Nejemia se levantó para contestar el teléfono y Guitel Janá se lanzó a un animado análisis sobre uno de sus temas favoritos: la relación entre lo que la filosofía jasídica y la psiquiatría tienen para decir sobre las facultades del alma.
“Freud, el padre de la psiquiatría, escribió todas sus teorías y descubrimientos en alemán, y se lo conocía como muy preciso en las palabras que eligió. Escribió sobre el alma, usando la palabra alemana “seele”. Cuando sus trabajos se tradujeron al inglés, para la comunidad científica, se pensó que alma no se consideraría aceptable. Freud conocía la palabra para mente y no la usó”. Con una rápida sonrisa, y la certeza de que su primera idea había sido entendida, Guitel Janá continuó. Muchos de sus argumentos se basan en traducciones defectuosas del alemán original en que Freud escribió. “Las palabras como id, ego y super-ego para describir las facultades del alma-mente son ridículas, traducciones latinas de las palabras de Freud. El original alemán era ich, significado yo, uber ich, el sobre yo, y est, o ello. No es difícil ver dónde tienen estos conceptos su paralelo en la filosofía jasídica. El est corresponde al alma animal”. El alma animal es aquel aspecto de la persona que se ve atraído hacia la fisicalidad. Guitel Janá usó el siguiente ejemplo para ilustrar su idea. “Cuando alguien hace algo errado, podría decir: `El diablo me hizo hacerlo’, o `algo me pasó’. Estamos describiendo algo fuera de nosotros mismos, de nuestras emociones, de nuestro impulso animal. El uber ich es el Alma Divina, la conciencia, el super ego. Es esa parte de nosotros la que dice `No, no, no hagas eso. No es bueno para ti’. Y el ich es lo que negocia entre los dos — el séjel, el aspecto intelectual del alma”.

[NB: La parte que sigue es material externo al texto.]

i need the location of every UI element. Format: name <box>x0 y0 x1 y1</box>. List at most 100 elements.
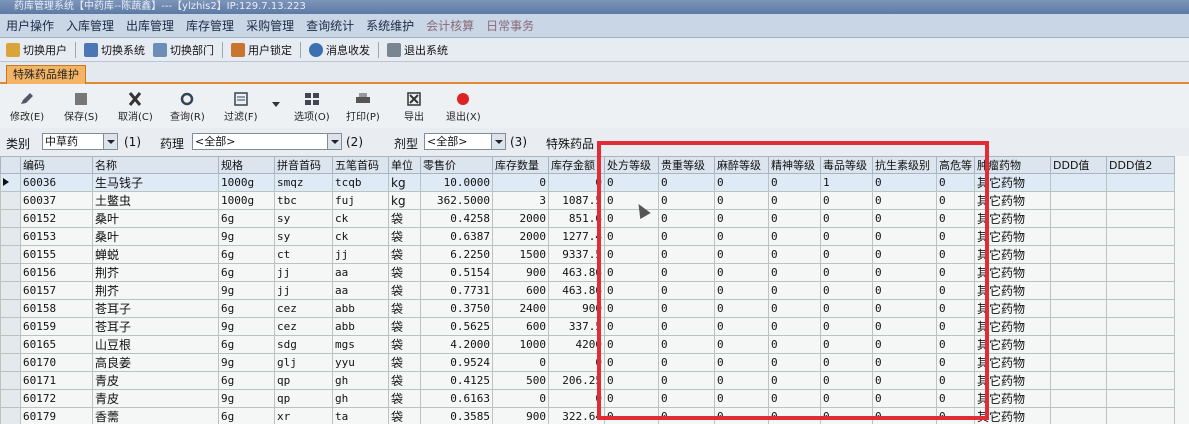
row-indicator[interactable] <box>0 317 21 336</box>
table-cell[interactable]: 9g <box>218 281 275 300</box>
col-retail-price[interactable]: 零售价 <box>420 156 493 174</box>
table-cell[interactable]: 60159 <box>20 317 93 336</box>
table-cell[interactable]: 9g <box>218 317 275 336</box>
table-cell[interactable]: 4.2000 <box>420 335 493 354</box>
menu-system[interactable]: 系统维护 <box>366 17 414 34</box>
col-pinyin[interactable]: 拼音首码 <box>274 156 333 174</box>
cancel-button[interactable]: 取消(C) <box>118 92 153 123</box>
table-cell[interactable]: abb <box>332 299 389 318</box>
table-row[interactable]: 60155 蝉蜕 6g ct jj 袋 6.2250 1500 9337.5 0 0 0 0 0 0 0 其它药… <box>0 245 1175 264</box>
table-cell[interactable]: 桑叶 <box>92 209 219 228</box>
table-cell[interactable] <box>1050 209 1107 228</box>
table-cell[interactable] <box>1050 281 1107 300</box>
table-cell[interactable]: 60165 <box>20 335 93 354</box>
chevron-down-icon[interactable] <box>327 134 341 149</box>
table-cell[interactable]: 600 <box>492 281 549 300</box>
table-cell[interactable]: 袋 <box>388 353 421 372</box>
row-indicator[interactable] <box>0 245 21 264</box>
table-cell[interactable]: xr <box>274 407 333 424</box>
table-cell[interactable]: 0.7731 <box>420 281 493 300</box>
table-cell[interactable]: tcqb <box>332 173 389 192</box>
print-button[interactable]: 打印(P) <box>346 92 380 123</box>
table-cell[interactable]: qp <box>274 389 333 408</box>
table-cell[interactable]: 6g <box>218 299 275 318</box>
table-cell[interactable]: 香薷 <box>92 407 219 424</box>
messages-button[interactable]: 消息收发 <box>309 42 370 58</box>
table-cell[interactable]: 袋 <box>388 317 421 336</box>
table-cell[interactable]: 山豆根 <box>92 335 219 354</box>
table-row[interactable]: 60158 苍耳子 6g cez abb 袋 0.3750 2400 900 0 0 0 0 0 0 0 其它药… <box>0 299 1175 318</box>
filter-button[interactable]: 过滤(F) <box>224 92 258 123</box>
switch-dept-button[interactable]: 切换部门 <box>153 42 214 58</box>
table-cell[interactable]: 青皮 <box>92 389 219 408</box>
table-cell[interactable]: 2000 <box>492 227 549 246</box>
row-indicator[interactable] <box>0 335 21 354</box>
menu-outbound[interactable]: 出库管理 <box>126 17 174 34</box>
table-cell[interactable]: 600 <box>492 317 549 336</box>
exit-system-button[interactable]: 退出系统 <box>387 42 448 58</box>
table-row[interactable]: 60152 桑叶 6g sy ck 袋 0.4258 2000 851.6 0 0 0 0 0 0 0 其它药物 <box>0 209 1175 228</box>
table-cell[interactable]: ck <box>332 227 389 246</box>
table-cell[interactable]: ck <box>332 209 389 228</box>
table-cell[interactable]: 60036 <box>20 173 93 192</box>
table-cell[interactable]: 苍耳子 <box>92 317 219 336</box>
table-cell[interactable]: 袋 <box>388 389 421 408</box>
table-cell[interactable]: 袋 <box>388 281 421 300</box>
row-indicator[interactable] <box>0 173 21 192</box>
menu-inventory[interactable]: 库存管理 <box>186 17 234 34</box>
tab-special-drug-maintenance[interactable]: 特殊药品维护 <box>6 65 86 84</box>
table-cell[interactable]: 60152 <box>20 209 93 228</box>
table-cell[interactable]: 0.6163 <box>420 389 493 408</box>
table-cell[interactable]: 青皮 <box>92 371 219 390</box>
table-row[interactable]: 60036 生马钱子 1000g smqz tcqb kg 10.0000 0 0 0 0 0 0 1 0 0… <box>0 173 1175 192</box>
table-cell[interactable]: 60155 <box>20 245 93 264</box>
table-cell[interactable] <box>1106 173 1175 192</box>
table-cell[interactable]: 60153 <box>20 227 93 246</box>
table-cell[interactable]: 0 <box>492 389 549 408</box>
query-button[interactable]: 查询(R) <box>170 92 205 123</box>
table-row[interactable]: 60157 荆芥 9g jj aa 袋 0.7731 600 463.86 0 0 0 0 0 0 0 其它药物 <box>0 281 1175 300</box>
table-cell[interactable]: 500 <box>492 371 549 390</box>
table-cell[interactable] <box>1106 191 1175 210</box>
row-indicator[interactable] <box>0 227 21 246</box>
table-row[interactable]: 60159 苍耳子 9g cez abb 袋 0.5625 600 337.5 0 0 0 0 0 0 0 其它… <box>0 317 1175 336</box>
row-indicator[interactable] <box>0 281 21 300</box>
table-cell[interactable] <box>1050 317 1107 336</box>
menu-purchase[interactable]: 采购管理 <box>246 17 294 34</box>
table-row[interactable]: 60153 桑叶 9g sy ck 袋 0.6387 2000 1277.4 0 0 0 0 0 0 0 其它药… <box>0 227 1175 246</box>
table-cell[interactable] <box>1106 353 1175 372</box>
table-cell[interactable]: sdg <box>274 335 333 354</box>
edit-button[interactable]: 修改(E) <box>10 92 44 123</box>
table-row[interactable]: 60170 高良姜 9g glj yyu 袋 0.9524 0 0 0 0 0 0 0 0 0 其它药物 <box>0 353 1175 372</box>
table-cell[interactable]: 10.0000 <box>420 173 493 192</box>
table-cell[interactable] <box>1106 263 1175 282</box>
table-cell[interactable]: yyu <box>332 353 389 372</box>
row-indicator[interactable] <box>0 299 21 318</box>
table-cell[interactable]: ta <box>332 407 389 424</box>
table-cell[interactable] <box>1106 227 1175 246</box>
table-cell[interactable]: 蝉蜕 <box>92 245 219 264</box>
row-indicator[interactable] <box>0 209 21 228</box>
table-cell[interactable]: 1000g <box>218 173 275 192</box>
table-cell[interactable]: 6g <box>218 407 275 424</box>
table-cell[interactable]: ct <box>274 245 333 264</box>
table-cell[interactable]: 1000g <box>218 191 275 210</box>
chevron-down-icon[interactable] <box>491 134 505 149</box>
table-cell[interactable]: jj <box>274 263 333 282</box>
col-unit[interactable]: 单位 <box>388 156 421 174</box>
lock-user-button[interactable]: 用户锁定 <box>231 42 292 58</box>
chevron-down-icon[interactable] <box>103 134 117 149</box>
table-cell[interactable]: jj <box>332 245 389 264</box>
table-cell[interactable]: 袋 <box>388 299 421 318</box>
table-cell[interactable]: gh <box>332 389 389 408</box>
table-cell[interactable]: 2400 <box>492 299 549 318</box>
switch-user-button[interactable]: 切换用户 <box>6 42 67 58</box>
table-cell[interactable]: qp <box>274 371 333 390</box>
table-cell[interactable]: 袋 <box>388 263 421 282</box>
table-cell[interactable]: kg <box>388 191 421 210</box>
table-cell[interactable]: abb <box>332 317 389 336</box>
table-cell[interactable] <box>1050 245 1107 264</box>
table-cell[interactable]: smqz <box>274 173 333 192</box>
table-cell[interactable]: sy <box>274 209 333 228</box>
table-cell[interactable]: tbc <box>274 191 333 210</box>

“Se rumorea”, continuó Guitel Janá, “que Freud tenía una biblioteca oculta de literatura cabalística”. Y la propia teoría de Guitel Janá en cuanto a la influencia del jasidismo sobre los hallazgos de Freud es que “también una enorme cantidad de sus escritos los hizo alrededor del tiempo en que el Tania (el libro básico de la filosofía del Jasidismo Jabad) se volvió ampliamente accesible en su forma impresa”.

Nejemia se encuentra con que es capaz de integrar los conceptos o temas jasídicos, a menudo en su forma más simple, en sus clases — es graduado en Gestión de Salud de Yale y enseña en un hospital de New Haven. “Las tres vestimentas o coberturas del alma, el pensamiento, el habla y la acción, se analizan con frecuencia en el jasidismo. Durante una de mis conferencias recientes al personal del hospital, señalé que todo lo que hacemos debe pasar por estas tres “vestimentas” antes de volverse realidad, incluso nuestras acciones mundanas, de día a día”. Era obvio que Nejemia disfrutó agregar una pizca de jasidismo a sus clases.

La conversación giró a la geografía judía. “Oh, eres de…, sabes que…”, y entonces encontró su camino a la preocupación de la mayoría de los padres, la educación de sus hijos. La evaluación de Nejemia de sí mismo a su paciente, “soy un tipo común”, subrayó la calidez y manera modesta de ambos Doctores Levin pese a sus títulos y educación.

(extraído de Jabad Magazine, www.jabad.org.ar).